Here’s a bit of a info for anyone who is interested in the bike, it’s mods and what I’m bringing with me to keep it moving and making noise.
Like the worst of it’s Chinese predecessors, mechanical or otherwise, the bike goes by a couple of names depending on who you ask, in Paraguay it’s branded as a “Star – Amazonas 250” but it’s also been seen in Peru sporting badges like “Ronco – Demolition 250” and the sales documents say it’s a “Motostar, XY250-GY-A-CKD”, so it makes sense when I’m told the engine could be made by shineray.
Engine: 229cc air cooled single cylinder, 2 valve OHV Pushrod.
Compression ratio: 9.0:1
Weight: 128Kgs dry.
Fuel capacity: 10.1L including reserve.
Oil capacity: 1.1L
Price in Paraguay before registration: $1820USD.

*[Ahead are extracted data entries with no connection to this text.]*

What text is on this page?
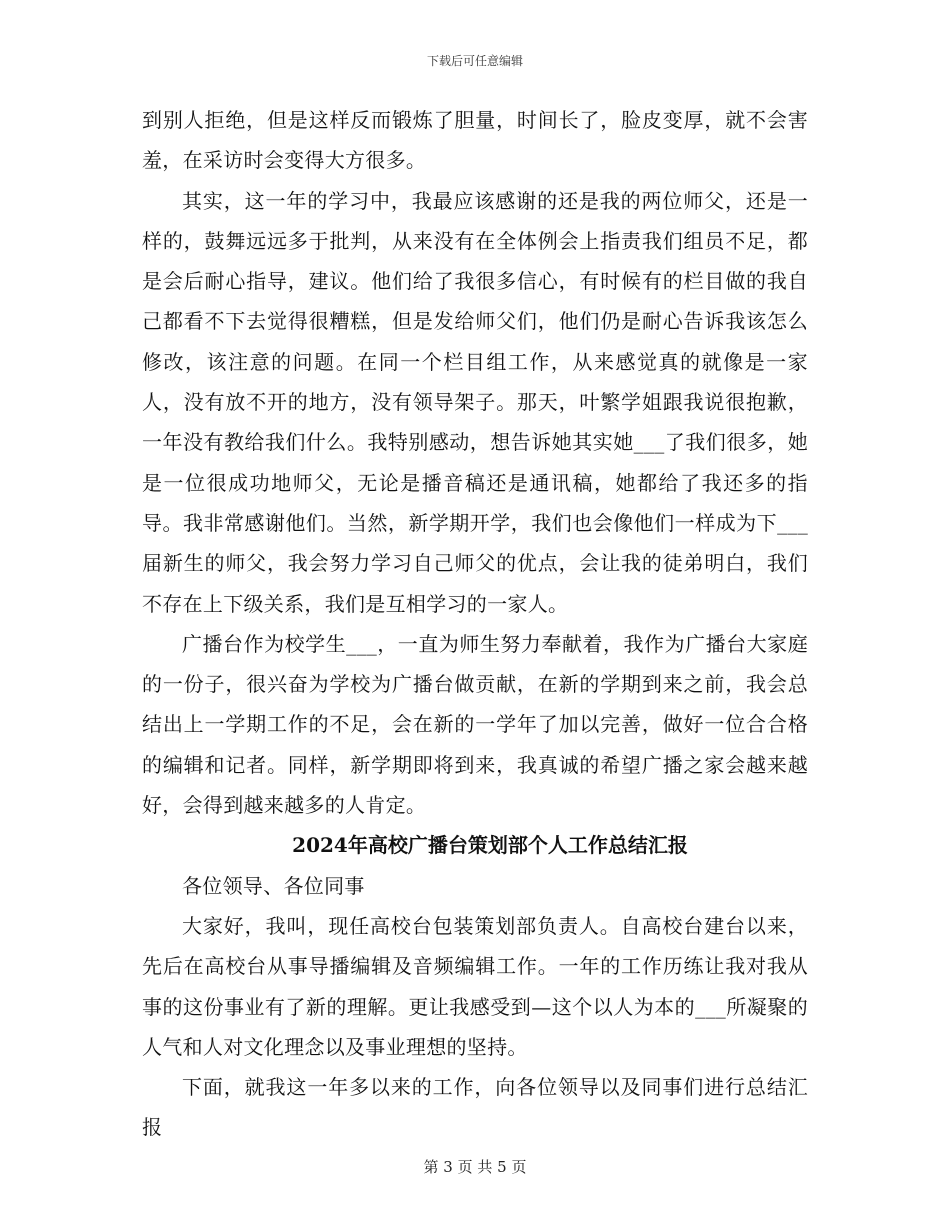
下载后可任意编辑

到别人拒绝，但是这样反而锻炼了胆量，时间长了，脸皮变厚，就不会害羞，在采访时会变得大方很多。

其实，这一年的学习中，我最应该感谢的还是我的两位师父，还是一样的，鼓舞远远多于批判，从来没有在全体例会上指责我们组员不足，都是会后耐心指导，建议。他们给了我很多信心，有时候有的栏目做的我自己都看不下去觉得很糟糕，但是发给师父们，他们仍是耐心告诉我该怎么修改，该注意的问题。在同一个栏目组工作，从来感觉真的就像是一家人，没有放不开的地方，没有领导架子。那天，叶繁学姐跟我说很抱歉，一年没有教给我们什么。我特别感动，想告诉她其实她___了我们很多，她是一位很成功地师父，无论是播音稿还是通讯稿，她都给了我还多的指导。我非常感谢他们。当然，新学期开学，我们也会像他们一样成为下___届新生的师父，我会努力学习自己师父的优点，会让我的徒弟明白，我们不存在上下级关系，我们是互相学习的一家人。

广播台作为校学生___，一直为师生努力奉献着，我作为广播台大家庭的一份子，很兴奋为学校为广播台做贡献，在新的学期到来之前，我会总结出上一学期工作的不足，会在新的一学年了加以完善，做好一位合合格的编辑和记者。同样，新学期即将到来，我真诚的希望广播之家会越来越好，会得到越来越多的人肯定。

2024年高校广播台策划部个人工作总结汇报

各位领导、各位同事

大家好，我叫，现任高校台包装策划部负责人。自高校台建台以来，先后在高校台从事导播编辑及音频编辑工作。一年的工作历练让我对我从事的这份事业有了新的理解。更让我感受到—这个以人为本的___所凝聚的人气和人对文化理念以及事业理想的坚持。

下面，就我这一年多以来的工作，向各位领导以及同事们进行总结汇报

第 3 页 共 5 页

Power: 16.8HP @ 7,000RPM, not that I’ll ever know when that comes around, since the rev counter needle is really just good to indicate whether the engine might have been running in the past 15 minutes or not.
Times it’s been really hot already: Heaps, but behaving fine now.
Metal shavings in oil after first 300km: Plenty.
Incidences of engine stalling in town for no real reason: More than plenty.
Difficulty of bottoming suspension out: Beginner.
Difficulty of getting carb mix right: Advanced. -always lean, but try finding jets here!
Cool as hell popping & backfiring on deceleration: Still most satisfactory.
Paraguayan warrants out for it’s owners arrest: Unknown.
The mods & the tools.
In keeping with the theme of my last 26 years, I’ve kept the extra work to a minimum.
But I did install a super nifty USB power output to charge my GPS, camera or ipod. Here’s a photo of me butchering a perfectly innocent cigarette lighter adapter for it’s guts.
And with a strip of inner tube strapped tightly over the USB socket to cover it from the rain, it could be the tidiest piece of work I’ve ever done, how pro does this look?
Pull the power switch and lift the strip of inner tube to the side and next thing you know – BAM! It’s USB charging madness just like that.
I also hose clamped a piece of PVC pipe to the passenger’s hand hold for the tools and spares to go into – padlockable and everything, see top photo. To fill this, I’ve also made up a canvas roll of tools with a place for everything and usually everything everywhere else.